Tanto o culturalismo quanto a sua configuração mais sectária, o identitarismo, ambos hostis às artes, são definidos aqui por conta das suas implicações neoliberais. Com a censura identitária redutiva ao domínio cultural europeu, ignora-se a influência maior dos EUA – não obstante a invasão, em toda parte, da sua indústria da cultura. Se por um lado, os identitários neoliberais são agressivamente antagônicos às artes milenares, por outro, na sua idolatria pseudointelectual, só recortam da realidade os clichês da indústria da cultura ianque-estadunidense. Até mesmo as nossas periferias, invadidas culturalmente e assim reduzidas a pseudoperiferias, espelham as vozes dos grandes centros do capital.

O autor questiona ainda os preconceitos suscitados pela moral identitária, quando se esquece não só a poíesis, mas também a acumulação do capital e a luta de classes. Importa reconhecer o neoliberalismo e o seu fetiche, a indústria da cultura, enquanto estruturas ideológicas que determinam a consciência da sociedade.

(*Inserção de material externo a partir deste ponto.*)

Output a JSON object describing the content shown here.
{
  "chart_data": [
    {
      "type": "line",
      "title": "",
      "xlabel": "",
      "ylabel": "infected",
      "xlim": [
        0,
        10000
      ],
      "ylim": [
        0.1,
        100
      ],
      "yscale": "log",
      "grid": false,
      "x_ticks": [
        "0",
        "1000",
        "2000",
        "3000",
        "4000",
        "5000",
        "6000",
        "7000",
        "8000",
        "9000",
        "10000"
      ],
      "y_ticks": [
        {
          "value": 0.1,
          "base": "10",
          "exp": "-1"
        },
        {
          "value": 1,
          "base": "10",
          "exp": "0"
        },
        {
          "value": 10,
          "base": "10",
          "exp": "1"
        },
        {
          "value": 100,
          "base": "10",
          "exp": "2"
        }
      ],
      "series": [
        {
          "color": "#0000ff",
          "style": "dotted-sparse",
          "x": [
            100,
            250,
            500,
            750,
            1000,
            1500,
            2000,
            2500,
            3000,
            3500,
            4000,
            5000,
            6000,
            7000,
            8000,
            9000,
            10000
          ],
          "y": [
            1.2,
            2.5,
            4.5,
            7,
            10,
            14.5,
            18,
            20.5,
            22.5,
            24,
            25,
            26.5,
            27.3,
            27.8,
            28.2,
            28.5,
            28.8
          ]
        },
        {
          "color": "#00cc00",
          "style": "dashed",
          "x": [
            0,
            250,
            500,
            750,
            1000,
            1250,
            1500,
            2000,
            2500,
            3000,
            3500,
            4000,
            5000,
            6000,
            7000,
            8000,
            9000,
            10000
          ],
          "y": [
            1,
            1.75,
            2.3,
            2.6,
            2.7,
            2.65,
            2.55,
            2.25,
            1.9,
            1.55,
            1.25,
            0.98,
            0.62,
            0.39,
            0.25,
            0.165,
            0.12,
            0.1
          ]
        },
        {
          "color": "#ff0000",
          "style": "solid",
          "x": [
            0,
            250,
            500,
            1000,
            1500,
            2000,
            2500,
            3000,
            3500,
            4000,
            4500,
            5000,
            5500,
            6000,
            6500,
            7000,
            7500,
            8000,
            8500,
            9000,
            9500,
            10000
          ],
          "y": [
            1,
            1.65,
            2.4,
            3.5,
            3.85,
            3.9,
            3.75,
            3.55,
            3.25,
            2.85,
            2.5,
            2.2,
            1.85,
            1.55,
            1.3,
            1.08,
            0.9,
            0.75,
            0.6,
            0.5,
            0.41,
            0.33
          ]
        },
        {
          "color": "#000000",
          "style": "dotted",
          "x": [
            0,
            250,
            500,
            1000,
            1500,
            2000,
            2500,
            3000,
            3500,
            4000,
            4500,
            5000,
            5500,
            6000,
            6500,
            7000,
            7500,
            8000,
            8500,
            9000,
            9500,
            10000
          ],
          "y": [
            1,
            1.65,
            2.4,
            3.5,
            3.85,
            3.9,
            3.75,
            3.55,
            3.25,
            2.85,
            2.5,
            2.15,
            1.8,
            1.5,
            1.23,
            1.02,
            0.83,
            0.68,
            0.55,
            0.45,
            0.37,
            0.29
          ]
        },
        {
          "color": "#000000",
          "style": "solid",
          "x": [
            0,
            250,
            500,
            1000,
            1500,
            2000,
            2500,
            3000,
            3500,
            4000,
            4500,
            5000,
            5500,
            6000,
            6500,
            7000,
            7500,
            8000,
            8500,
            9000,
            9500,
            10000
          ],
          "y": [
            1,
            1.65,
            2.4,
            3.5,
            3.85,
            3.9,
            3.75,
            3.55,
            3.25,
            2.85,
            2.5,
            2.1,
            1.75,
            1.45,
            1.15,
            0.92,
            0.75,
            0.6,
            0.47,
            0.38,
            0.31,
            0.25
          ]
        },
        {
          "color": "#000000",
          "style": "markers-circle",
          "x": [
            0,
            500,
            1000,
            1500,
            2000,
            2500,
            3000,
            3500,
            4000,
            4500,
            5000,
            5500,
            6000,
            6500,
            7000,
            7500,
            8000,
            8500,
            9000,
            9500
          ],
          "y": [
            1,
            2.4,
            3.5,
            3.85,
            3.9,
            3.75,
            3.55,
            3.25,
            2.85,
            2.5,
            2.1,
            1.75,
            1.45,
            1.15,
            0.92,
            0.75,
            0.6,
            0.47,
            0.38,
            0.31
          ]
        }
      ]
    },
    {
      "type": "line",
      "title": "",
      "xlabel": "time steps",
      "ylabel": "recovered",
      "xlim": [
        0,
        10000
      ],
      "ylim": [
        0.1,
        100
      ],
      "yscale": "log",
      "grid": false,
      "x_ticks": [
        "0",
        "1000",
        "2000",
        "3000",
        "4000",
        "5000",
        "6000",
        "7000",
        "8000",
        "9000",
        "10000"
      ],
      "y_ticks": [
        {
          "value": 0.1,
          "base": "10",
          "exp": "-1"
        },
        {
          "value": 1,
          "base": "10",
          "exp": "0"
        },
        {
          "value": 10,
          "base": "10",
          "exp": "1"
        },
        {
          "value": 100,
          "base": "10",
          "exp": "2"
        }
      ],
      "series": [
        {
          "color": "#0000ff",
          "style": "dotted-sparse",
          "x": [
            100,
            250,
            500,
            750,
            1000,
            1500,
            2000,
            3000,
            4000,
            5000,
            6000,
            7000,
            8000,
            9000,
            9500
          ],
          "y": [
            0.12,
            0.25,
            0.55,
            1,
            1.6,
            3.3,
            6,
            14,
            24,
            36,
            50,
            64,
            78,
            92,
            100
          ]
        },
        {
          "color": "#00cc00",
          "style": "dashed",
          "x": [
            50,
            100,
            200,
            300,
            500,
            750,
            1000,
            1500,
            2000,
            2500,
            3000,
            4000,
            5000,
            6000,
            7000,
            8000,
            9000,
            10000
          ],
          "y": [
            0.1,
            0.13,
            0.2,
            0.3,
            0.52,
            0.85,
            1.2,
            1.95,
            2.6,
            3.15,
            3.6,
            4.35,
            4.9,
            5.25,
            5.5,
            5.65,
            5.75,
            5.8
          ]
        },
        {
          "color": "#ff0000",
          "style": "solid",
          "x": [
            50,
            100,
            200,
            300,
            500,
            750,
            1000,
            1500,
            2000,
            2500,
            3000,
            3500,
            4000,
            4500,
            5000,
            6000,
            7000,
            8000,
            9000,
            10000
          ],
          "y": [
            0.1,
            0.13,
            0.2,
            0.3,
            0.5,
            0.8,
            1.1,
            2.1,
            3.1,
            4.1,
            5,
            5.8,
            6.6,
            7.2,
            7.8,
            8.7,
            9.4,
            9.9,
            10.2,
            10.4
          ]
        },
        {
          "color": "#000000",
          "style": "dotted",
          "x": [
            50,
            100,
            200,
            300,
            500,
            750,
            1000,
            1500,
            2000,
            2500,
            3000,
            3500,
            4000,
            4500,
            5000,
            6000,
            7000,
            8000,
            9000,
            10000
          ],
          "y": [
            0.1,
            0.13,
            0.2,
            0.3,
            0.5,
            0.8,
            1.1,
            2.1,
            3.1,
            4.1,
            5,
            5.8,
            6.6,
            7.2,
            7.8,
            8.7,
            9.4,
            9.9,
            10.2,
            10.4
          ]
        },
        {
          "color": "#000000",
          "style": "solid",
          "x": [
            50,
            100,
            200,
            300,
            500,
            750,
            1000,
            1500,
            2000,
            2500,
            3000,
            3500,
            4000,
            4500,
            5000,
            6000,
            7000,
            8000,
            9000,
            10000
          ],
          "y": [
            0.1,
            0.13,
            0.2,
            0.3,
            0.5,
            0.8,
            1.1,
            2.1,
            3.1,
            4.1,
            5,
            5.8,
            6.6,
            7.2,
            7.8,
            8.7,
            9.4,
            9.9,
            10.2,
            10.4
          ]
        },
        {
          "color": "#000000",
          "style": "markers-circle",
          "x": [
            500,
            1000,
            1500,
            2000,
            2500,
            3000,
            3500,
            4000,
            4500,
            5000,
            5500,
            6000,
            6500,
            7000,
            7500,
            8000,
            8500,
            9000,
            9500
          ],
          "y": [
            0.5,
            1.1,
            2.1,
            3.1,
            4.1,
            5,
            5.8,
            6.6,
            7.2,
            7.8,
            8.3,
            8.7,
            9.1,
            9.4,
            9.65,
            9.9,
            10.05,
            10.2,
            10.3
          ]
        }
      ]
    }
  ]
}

Indústria da cultura e identitarismo são o ópio do povo estendido, pois estabelecem a alienação e a coisificação onde a religião não conseguiu se entranhar. A religião (o braço direito), a indústria da cultura (o seu fetiche) e o identitarismo (o braço esquerdo) formam a Santíssima Trindade do neoliberalismo, sob as bênçãos do capital financeiro.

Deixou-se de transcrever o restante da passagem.